Annika Hauptvogel, head of technology and innovation management at Siemens, describes the industrial metaverse as “immersive, making users feel as if they’re in a real environment; collaborative in real time; open enough for different applications to seamlessly interact; and trusted by the individuals and businesses that participate”—far more than simply a digital world. 

The industrial metaverse will revolutionize the way work is done, but it will also unlock significant new value for business and societies. By allowing businesses to model, prototype, and test dozens, hundreds, or millions of design iterations in real time and in an immersive, physics-based environment before committing physical and human resources to a project, industrial metaverse tools will usher in a new era of solving real-world problems digitally. 

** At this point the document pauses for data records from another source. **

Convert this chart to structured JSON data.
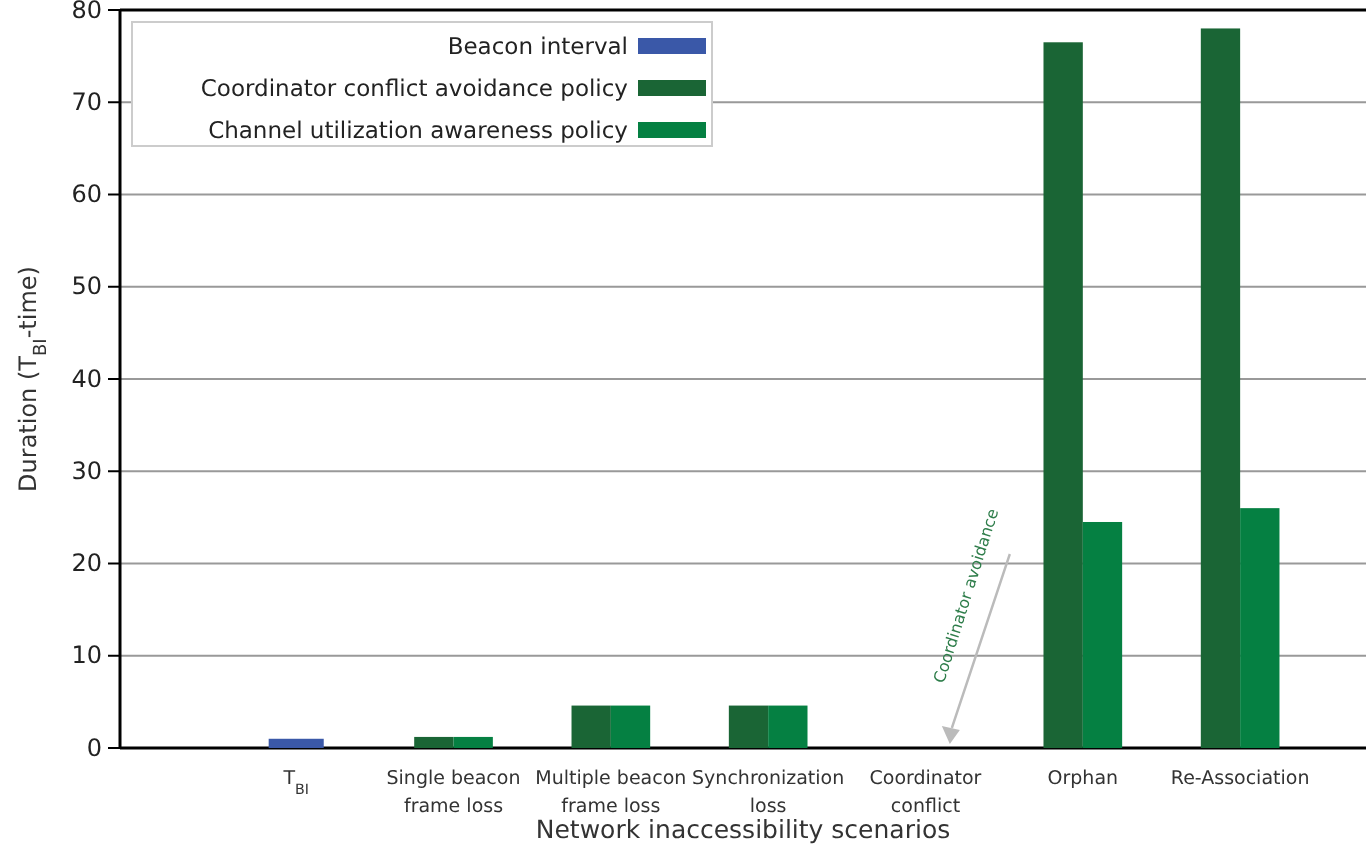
{
  "chart_data": {
    "type": "bar",
    "xlabel": "Network inaccessibility scenarios",
    "ylabel": "Duration (T$_{BI}$-time)",
    "categories": [
      "T$_{BI}$",
      "Single beacon frame loss",
      "Multiple beacon frame loss",
      "Synchronization loss",
      "Coordinator conflict",
      "Orphan",
      "Re-Association"
    ],
    "series": [
      {
        "name": "Beacon interval",
        "color": "#3a58a8",
        "values": [
          1,
          null,
          null,
          null,
          null,
          null,
          null
        ]
      },
      {
        "name": "Coordinator conflict avoidance policy",
        "color": "#1a6535",
        "values": [
          null,
          1.2,
          4.6,
          4.6,
          null,
          76.5,
          78
        ]
      },
      {
        "name": "Channel utilization awareness policy",
        "color": "#058042",
        "values": [
          null,
          1.2,
          4.6,
          4.6,
          null,
          24.5,
          26
        ]
      }
    ],
    "ylim": [
      0,
      80
    ],
    "yticks": [
      0,
      10,
      20,
      30,
      40,
      50,
      60,
      70,
      80
    ],
    "grid": "y",
    "legend": "top left",
    "annotations": [
      "Coordinator avoidance"
    ]
  }
}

“The real world is very messy, noisy, and sometimes hard to really understand,” says Danny Lange, senior vice president of artificial intelligence at Unity Technologies, a leading platform for creating and growing real-time 3-D content. “The idea of the industrial metaverse is to create a cleaner connection between the real world and the virtual world, because the virtual world is so much easier and cheaper to work with.” 

While real-life applications of the consumer metaverse are still developing, industrial metaverse use cases are purpose-driven, well aligned with real-world problems and business imperatives. The resource efficiencies enabled by industrial metaverse solutions may increase business competitiveness while also continually driving progress toward the sustainability, resilience, decarbonization, and dematerialization goals that are essential to human flourishing. 

This report explores what it will take to create the industrial metaverse, its potential impacts on business and society, the challenges ahead, and innovative use cases that will shape the future. Its key findings are as follows: 

• The industrial metaverse will bring together the digital and real worlds. It will enable a constant exchange of information, data, and decisions and empower industries to solve extraordinarily complex real-world problems digitally, changing how organizations operate and unlocking significant societal benefits. 

• The digital twin is a core metaverse building block. These virtual models simulate real-world objects in detail. The next generation of digital twins will be photorealistic, physics-based, AI-enabled, and linked in metaverse ecosystems. 

• The industrial metaverse will transform every industry. Currently existing digital twins illustrate the power and potential of the industrial metaverse to revolutionize design and engineering, testing, operations, and training.